4. Why is the feature space infinite-dimensional?

This answer gives a nice linear algebra explanation, but here's a geometric perspective, with both intuition and proof.

Intuition

For any fixed point $\mathbf{z}$, we have a kernel slice function $K_\mathbf{z}(\mathbf{x}) = K(\mathbf{z},\mathbf{x})$. The graph of $K_\mathbf{z}$ is just a Gaussian bump centered at $\mathbf{z}$. Now, if the feature space were only finite dimensional, that would mean we could take a finite set of bumps at a fixed set of points and form any Gaussian bump anywhere else. But clearly there's no way we can do this; you can't make a new bump out of old bumps, because the new bump could be really far away from the old ones. So, no matter how many feature vectors (bumps) we have, we can always add new bumps, and in the feature space these are new independent vectors. So the feature space can't be finite dimensional; it has to be infinite.

Proof

We use induction. Suppose you have an arbitrary set of points $\mathbf{x}^{(1)}, \mathbf{x}^{(2)}, \ldots, \mathbf{x}^{(n)}$ such that the vectors $\Phi(\mathbf{x}^{(i)})$ are linearly independent in the feature space. Now find a point $\mathbf{x}^{(n+1)}$ distinct from these $n$ points, in fact a billion sigmas away from all of them. We claim that $\Phi(\mathbf{x}^{(n+1)})$ is linearly independent from the first $n$ feature vectors $\Phi(\mathbf{x}^{(i)})$.

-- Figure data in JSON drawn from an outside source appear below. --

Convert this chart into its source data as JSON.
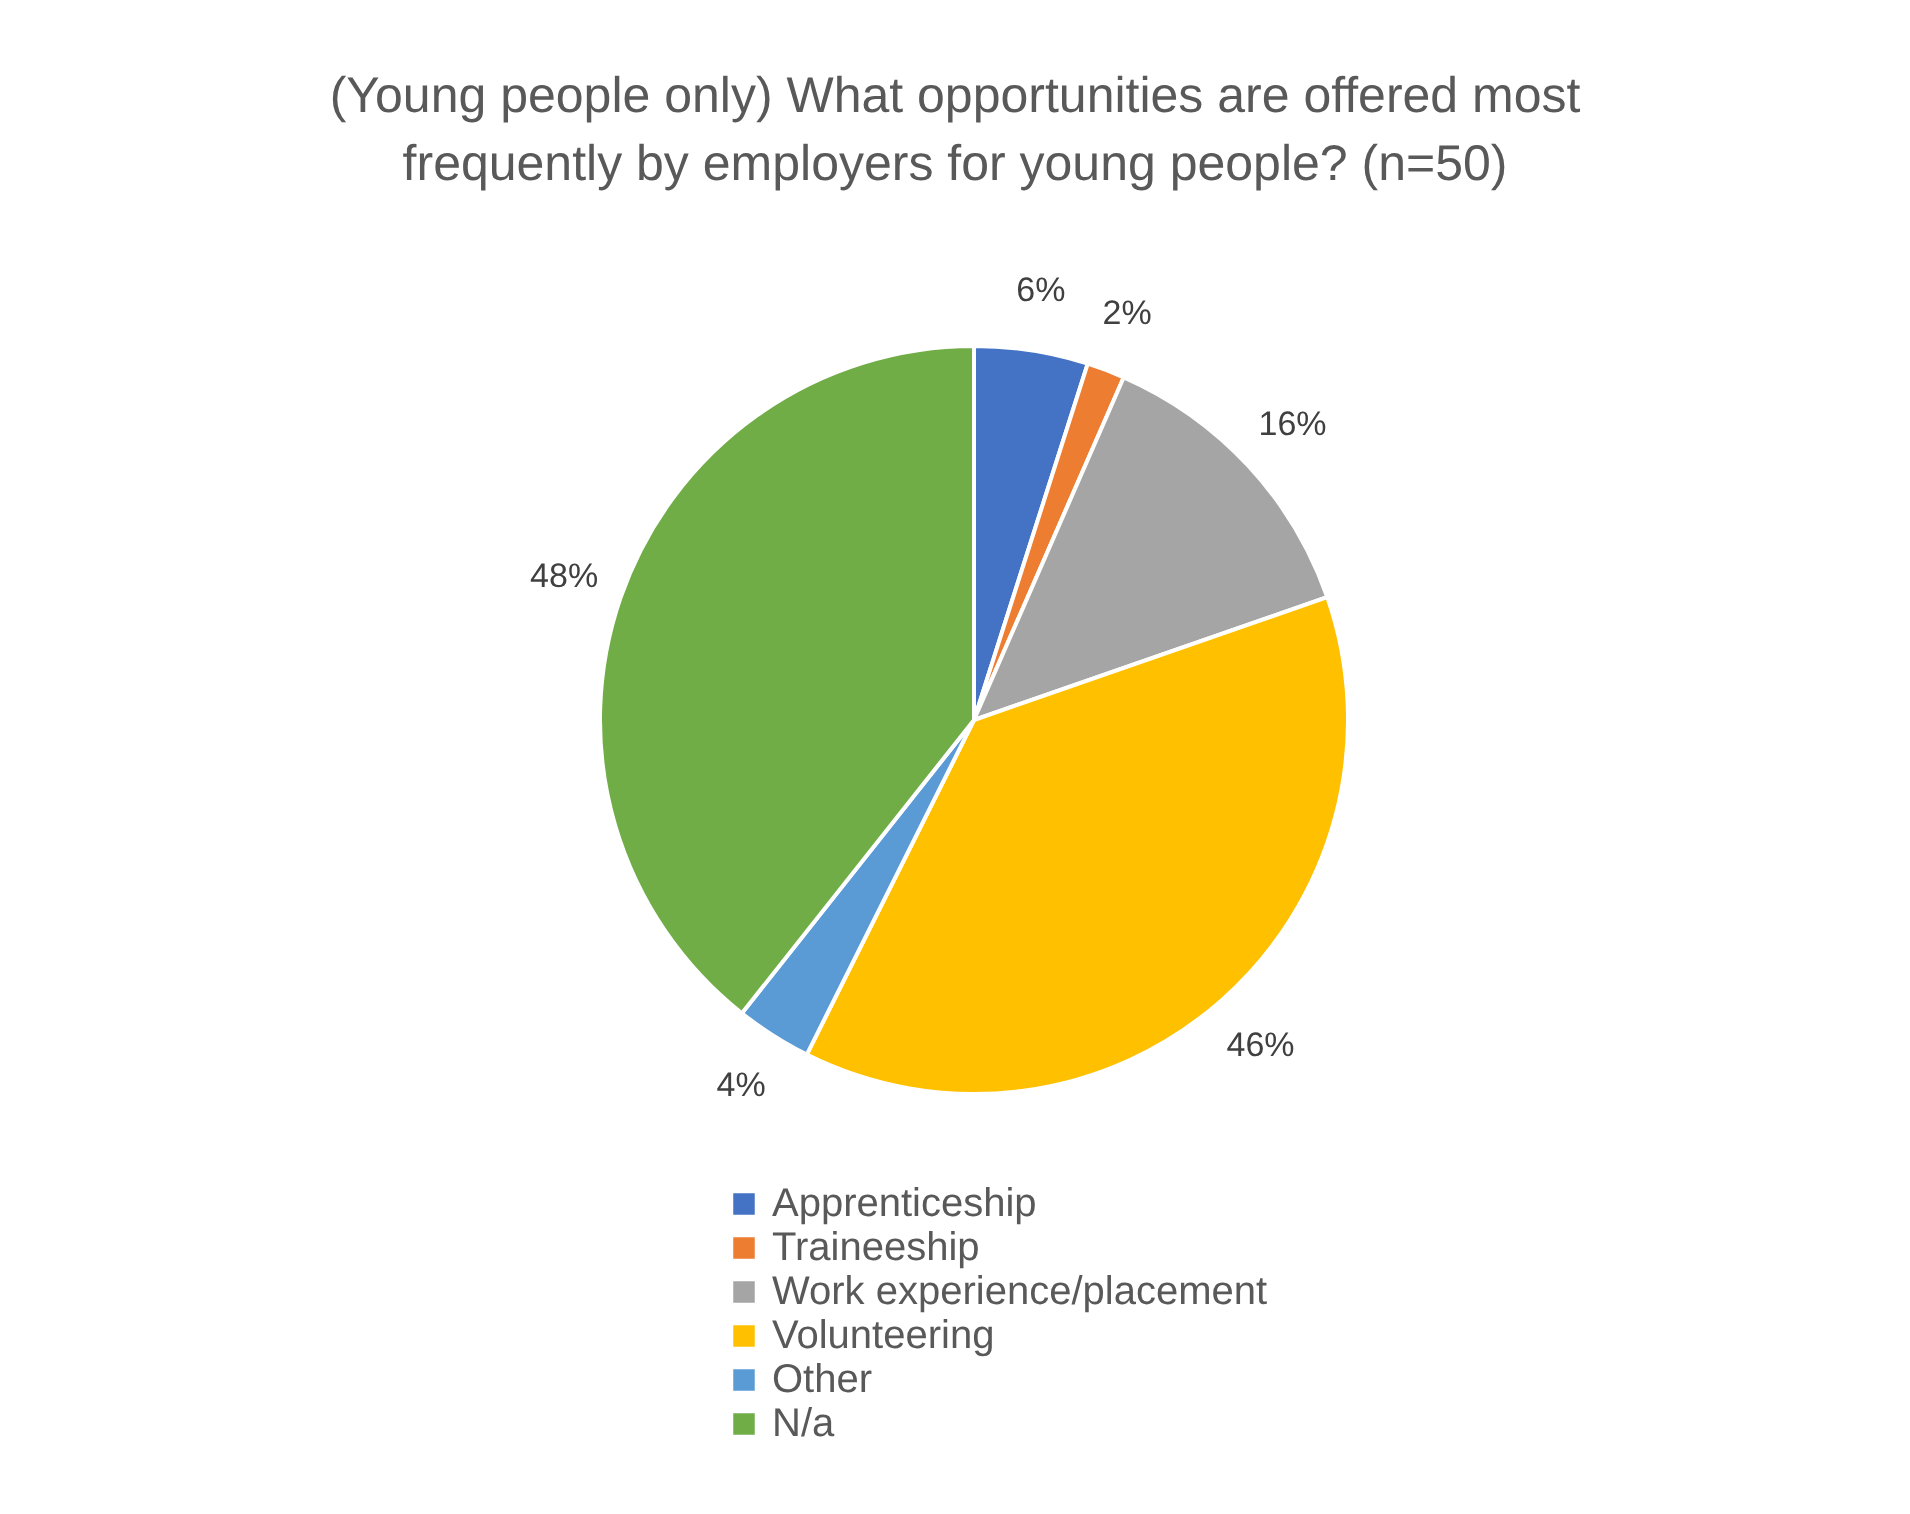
{
  "chart_data": {
    "type": "pie",
    "title": [
      "(Young people only) What opportunities are offered most",
      "frequently by employers for young people? (n=50)"
    ],
    "categories": [
      "Apprenticeship",
      "Traineeship",
      "Work experience/placement",
      "Volunteering",
      "Other",
      "N/a"
    ],
    "values": [
      6,
      2,
      16,
      46,
      4,
      48
    ],
    "value_labels": [
      "6%",
      "2%",
      "16%",
      "46%",
      "4%",
      "48%"
    ],
    "colors": [
      "#4472c4",
      "#ed7d31",
      "#a5a5a5",
      "#ffc000",
      "#5b9bd5",
      "#70ad47"
    ],
    "legend": "bottom"
  }
}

Proof by contradiction. Suppose to the contrary that

$$\Phi(\mathbf{x}^{(n+1)}) = \sum_{i=1}^n \alpha_i \Phi(\mathbf{x}^{(i)})$$

Now take the inner product on both sides with an arbitrary $\mathbf{x}$. By the identity $\langle \Phi(\mathbf{z}), \Phi(\mathbf{x}) \rangle = K(\mathbf{z},\mathbf{x})$, we obtain

$$K(\mathbf{x}^{(n+1)},\mathbf{x}) = \sum_{i=1}^n \alpha_i K(\mathbf{x}^{(i)},\mathbf{x})$$

Here $\mathbf{x}$ is a free variable, so this equation is an identity stating that two functions are the same. In particular, it says that a Gaussian centered at $\mathbf{x}^{(n+1)}$ can be represented as a linear combination of Gaussians at other points $\mathbf{x}^{(i)}$. It is obvious geometrically that one cannot create a Gaussian bump centered at one point from a finite combination of Gaussian bumps centered at other points, especially when all those other Gaussian bumps are a billion sigmas away. So our assumption of linear dependence has led to a contradiction, as we set out to show.